2nd set of grisly Afghan pics; U.S. apologizes, starts probe

The U.S. military once again condemned the actions of some of its troops in Afghanistan on Wednesday after photographs surfaced of smiling soldiers posing with dead insurgents in the latest battlefield scandal.

The photographs, obtained by the Los Angeles Times, show soldiers posing next to Afghan corpses, including the mangled body of a suicide bomber hoisted by his ankles. In another shot, which the newspaper described but did not publish, two soldiers hold up a dead man’s hand, extending his middle finger.

The 18 photographs were taken in 2010 in Zabul province by soldiers from the 82nd Airborne’s 4th Brigade Combat Team, the newspaper reported. Although the pictures were dated, the fresh disclosure of misconduct extends a string of recent incidents in which U.S. troops have disrespected the dead, allegedly killed Afghan civilians and desecrated the Quran.
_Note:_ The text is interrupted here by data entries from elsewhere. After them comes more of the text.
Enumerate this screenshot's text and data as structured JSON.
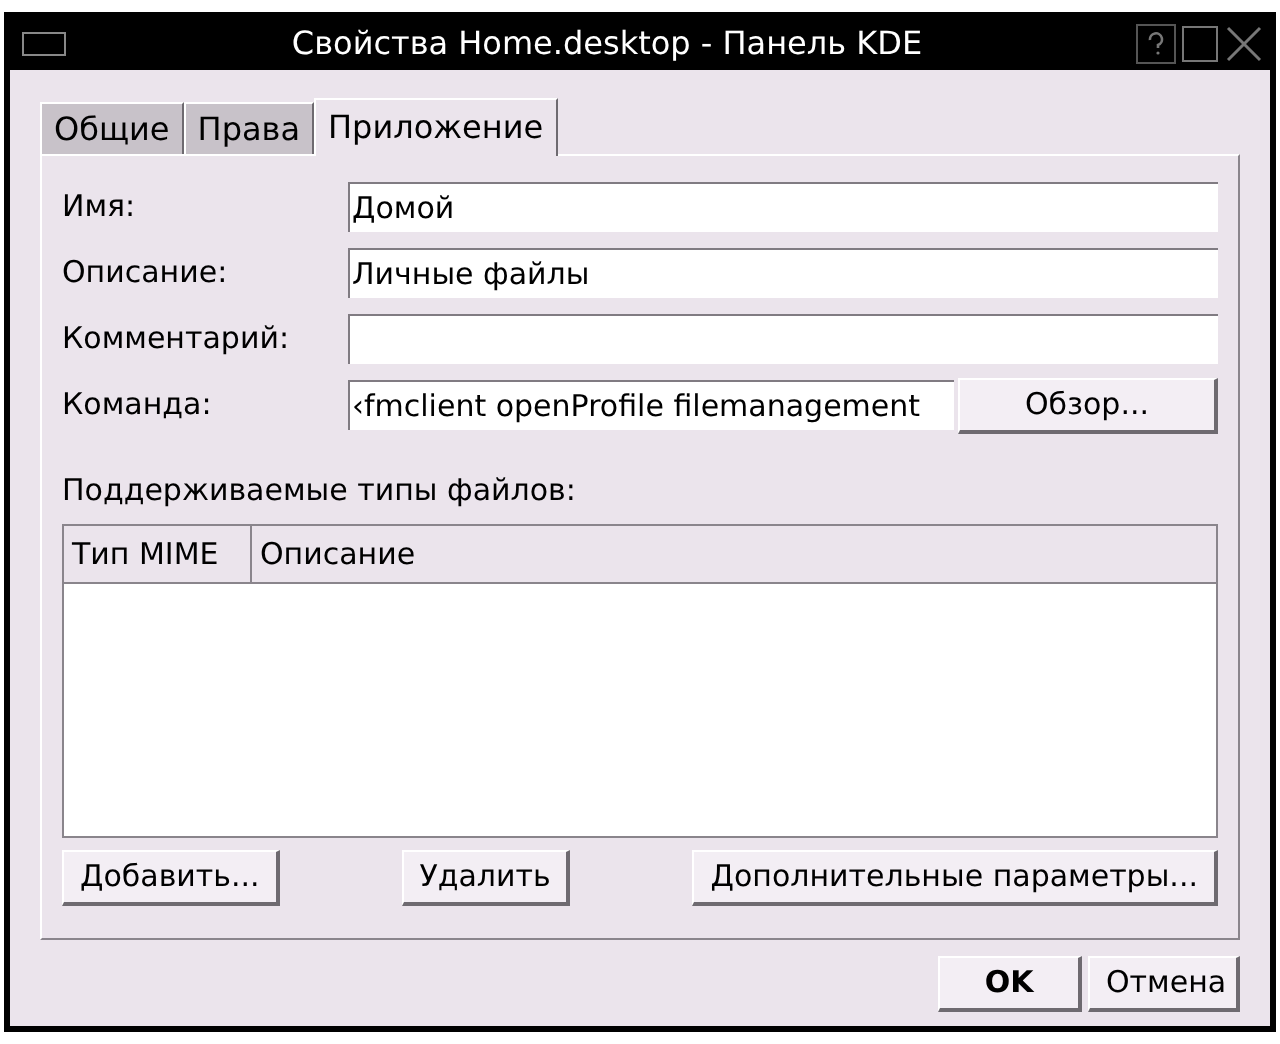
{
  "window": {
    "title": "Свойства Home.desktop - Панель KDE"
  },
  "tabs": [
    {
      "label": "Общие",
      "selected": false
    },
    {
      "label": "Права",
      "selected": false
    },
    {
      "label": "Приложение",
      "selected": true
    }
  ],
  "fields": [
    {
      "label": "Имя:",
      "value": "Домой"
    },
    {
      "label": "Описание:",
      "value": "Личные файлы"
    },
    {
      "label": "Комментарий:"
    },
    {
      "label": "Команда:",
      "value": "‹fmclient openProfile filemanagement",
      "button": "Обзор..."
    }
  ],
  "file_types": {
    "label": "Поддерживаемые типы файлов:",
    "columns": [
      "Тип MIME",
      "Описание"
    ]
  },
  "panel_buttons": [
    "Добавить...",
    "Удалить",
    "Дополнительные параметры..."
  ],
  "dialog_buttons": [
    {
      "label": "OK",
      "default": true
    },
    {
      "label": "Отмена",
      "default": false
    }
  ]
}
U.S. officials, concerned that the cumulative effect will further alienate an Afghan public, disavowed the actions depicted in the photos and said they had already launched investigations.

In Brussels, where NATO ministers were meeting to discuss the war’s progress, Defense Secretary Leon Panetta apologized. He said he “strongly condemned” the soldiers’ actions but portrayed them as immature reactions to battlefield stress.

“This is war, and I know war is ugly, and is violent,” Panetta said. “I know young people sometimes caught up in the moment make some very foolish decisions.

“I am not excusing that behavior,” he added.

The photographs mark the latest public relations setback for the U.S. military as it seeks to gradually withdraw from Afghanistan.

In January, an Internet video showed Marines laughing as they urinated on the corpses of three insurgent fighters. In February, riots erupted after U.S. soldiers inadvertently incinerated copies of the Quran. In March, an Army staff sergeant was charged with killing 17 Afghan villagers, mostly women and children, in Kandahar province.

Meantime, distrust is building between U.S. forces and their Afghan allies. The number of treacherous, lethal attacks by uniformed Afghan security forces against NATO troops and trainers has risen substantially this year.

In addition to condemning the actions depicted in the latest batch of battlefield photographs, the Pentagon criticized the Los Angeles Times for publishing them.

Panetta said defense officials had urged the Times to suppress the pictures. George Little, the Pentagon press secretary, suggested the newspaper’s decision could put U.S. troops at risk.

“The danger is that this material could be used by the enemy to incite violence against U.S. and Afghan service members,” he said.

The criticism was a departure for the Pentagon, which did not object publicly after news organizations posted the Marine urination video.

The Times said it was given the photographs by a soldier from the 82nd Airborne who wanted to expose “a breakdown in leadership and discipline that he believed compromised the safety of the troops.”

U.S. commanders said they were investigating whether poor unit leadership by non-commissioned officers could have played a role in the recent cases of misconduct, amid concerns that troops have become desensitized or worn out after multiple deployments.

Sen. Jack Reed. D-R.I., a former Army paratrooper and member of the Senate Armed Services Committee, said one possible factor is a lack of direct supervision. Under the military’s counterinsurgency strategy, many small units are dispersed across rural parts of Afghanistan, often without their platoon leaders or company commanders.

“They aren’t always there, so they physically can’t exercise the leadership,” he said.

Reed said the instances of misconduct are obscuring the military’s good deeds and effort to win the hearts and minds of the Afghan people. “This is one of the difficulties of this kind of operation, with counterinsurgency,” he said. “It is as much a political battle as a tactical one.”